Although an outage is never a pleasant thing, this one was especially untimely for quite a few reasons. First, it was the middle of the day (or the start of the business day, depending on which coast you're on). Second, it was in the middle of a major well-publicized sale. And the coup de grâce of this outage: It was a federal holiday, potentially meaning a skeleton crew in the office and perhaps difficulty in obtaining replacement parts.
Site monitoring firm Gomez captured the outage, and it was impressive in its completeness. Typically, outages show a sharp reduction in successful connections and then a performance drop to almost nothing, with just a few consumers able to access the site. The Costco Labor Day crash was a true crash, with the site showing excellent performance before immediately dying.

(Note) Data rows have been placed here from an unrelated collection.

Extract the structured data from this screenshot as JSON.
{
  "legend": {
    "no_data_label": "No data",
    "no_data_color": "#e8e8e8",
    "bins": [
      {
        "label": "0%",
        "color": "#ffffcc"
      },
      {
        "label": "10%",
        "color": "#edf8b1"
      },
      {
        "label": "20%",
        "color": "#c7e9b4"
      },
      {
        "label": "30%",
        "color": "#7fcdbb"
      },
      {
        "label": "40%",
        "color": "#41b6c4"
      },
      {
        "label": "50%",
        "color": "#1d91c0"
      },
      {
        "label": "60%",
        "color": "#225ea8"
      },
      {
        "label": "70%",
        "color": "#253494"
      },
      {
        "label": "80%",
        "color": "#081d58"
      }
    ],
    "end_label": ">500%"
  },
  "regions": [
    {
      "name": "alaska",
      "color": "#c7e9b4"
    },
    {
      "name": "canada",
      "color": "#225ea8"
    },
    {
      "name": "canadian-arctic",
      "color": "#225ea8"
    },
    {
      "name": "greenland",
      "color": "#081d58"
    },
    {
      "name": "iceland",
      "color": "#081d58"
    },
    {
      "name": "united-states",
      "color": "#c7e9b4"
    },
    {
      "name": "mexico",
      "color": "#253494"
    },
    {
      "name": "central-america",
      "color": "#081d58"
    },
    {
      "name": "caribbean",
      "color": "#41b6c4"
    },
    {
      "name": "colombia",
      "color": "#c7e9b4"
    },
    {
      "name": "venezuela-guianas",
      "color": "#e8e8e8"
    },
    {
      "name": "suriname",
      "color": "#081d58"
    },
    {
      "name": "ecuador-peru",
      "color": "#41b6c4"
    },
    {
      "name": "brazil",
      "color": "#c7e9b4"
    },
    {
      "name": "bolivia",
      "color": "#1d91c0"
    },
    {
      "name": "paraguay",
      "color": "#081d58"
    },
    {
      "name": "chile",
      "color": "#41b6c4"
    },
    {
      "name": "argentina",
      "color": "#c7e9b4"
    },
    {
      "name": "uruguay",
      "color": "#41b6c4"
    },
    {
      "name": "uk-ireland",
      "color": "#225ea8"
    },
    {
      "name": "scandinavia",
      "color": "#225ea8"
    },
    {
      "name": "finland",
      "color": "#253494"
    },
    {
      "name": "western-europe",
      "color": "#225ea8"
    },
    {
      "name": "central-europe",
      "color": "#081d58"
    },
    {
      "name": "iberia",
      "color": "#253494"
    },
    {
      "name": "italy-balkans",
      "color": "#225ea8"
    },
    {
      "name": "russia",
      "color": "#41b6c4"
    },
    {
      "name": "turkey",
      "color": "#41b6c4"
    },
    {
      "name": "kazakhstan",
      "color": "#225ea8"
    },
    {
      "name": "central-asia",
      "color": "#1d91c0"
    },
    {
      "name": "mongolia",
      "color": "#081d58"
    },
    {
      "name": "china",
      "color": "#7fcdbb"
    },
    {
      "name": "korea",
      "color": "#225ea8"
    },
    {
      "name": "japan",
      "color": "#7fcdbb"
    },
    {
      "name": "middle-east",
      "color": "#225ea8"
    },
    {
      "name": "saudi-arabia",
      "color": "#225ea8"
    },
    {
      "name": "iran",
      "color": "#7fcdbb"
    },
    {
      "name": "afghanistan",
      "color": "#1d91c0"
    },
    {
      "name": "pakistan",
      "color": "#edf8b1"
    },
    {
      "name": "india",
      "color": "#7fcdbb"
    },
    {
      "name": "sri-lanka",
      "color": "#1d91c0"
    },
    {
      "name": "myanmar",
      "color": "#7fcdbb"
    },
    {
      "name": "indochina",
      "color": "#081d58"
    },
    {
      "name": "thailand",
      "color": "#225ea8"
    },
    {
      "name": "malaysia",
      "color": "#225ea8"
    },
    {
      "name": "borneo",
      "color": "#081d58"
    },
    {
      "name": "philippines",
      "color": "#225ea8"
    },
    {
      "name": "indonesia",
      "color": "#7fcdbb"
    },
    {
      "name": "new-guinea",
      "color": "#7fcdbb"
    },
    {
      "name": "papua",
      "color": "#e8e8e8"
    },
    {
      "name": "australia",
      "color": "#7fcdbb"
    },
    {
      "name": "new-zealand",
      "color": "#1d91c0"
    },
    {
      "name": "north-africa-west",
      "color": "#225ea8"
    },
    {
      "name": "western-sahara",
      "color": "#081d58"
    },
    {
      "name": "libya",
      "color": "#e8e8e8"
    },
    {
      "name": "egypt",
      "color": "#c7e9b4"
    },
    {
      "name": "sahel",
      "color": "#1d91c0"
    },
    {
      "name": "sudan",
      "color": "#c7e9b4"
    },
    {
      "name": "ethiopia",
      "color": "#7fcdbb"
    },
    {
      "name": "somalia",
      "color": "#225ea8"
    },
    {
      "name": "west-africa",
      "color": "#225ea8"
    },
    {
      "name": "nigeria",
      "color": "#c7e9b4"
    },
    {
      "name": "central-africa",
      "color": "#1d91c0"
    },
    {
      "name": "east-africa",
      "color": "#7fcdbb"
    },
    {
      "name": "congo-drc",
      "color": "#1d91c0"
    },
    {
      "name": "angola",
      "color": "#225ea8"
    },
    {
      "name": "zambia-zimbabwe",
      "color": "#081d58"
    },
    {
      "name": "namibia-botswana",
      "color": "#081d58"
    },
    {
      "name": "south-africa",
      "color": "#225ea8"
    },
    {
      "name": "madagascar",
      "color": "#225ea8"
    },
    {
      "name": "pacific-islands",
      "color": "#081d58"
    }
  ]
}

"During the timeframe we saw on the chart, the site essentially disappeared. The infrastructure itself was simply not reachable," said Matt Poepsel, VP of performance strategies at Gomez. "We typically see sites slow down as the infrastructure [melts]. This one just fell off the cliff. To see it in the middle of the afternoon is very unusual."
Ginny Roeglin, who as Costco's Senior VP for E-Commerce owns the site, didn't want to get specific about the crash's cause, other than to say that it was "a network-related issue that required fixing" and that it had nothing to do with traffic volume.
Keynote Systems, another firm that tracks Web traffic, said although the crash was bad, it could have been worse. "This is a pretty extreme event for a major retailer like that," said Shawn White, the firm's director of external operations. "Thank goodness it's not Black Friday."
White suggested Costco might have benefited from ongoing site monitoring—so it would be alerted to a crash instantly—but there is every indication Costco already knew about the crash instantly.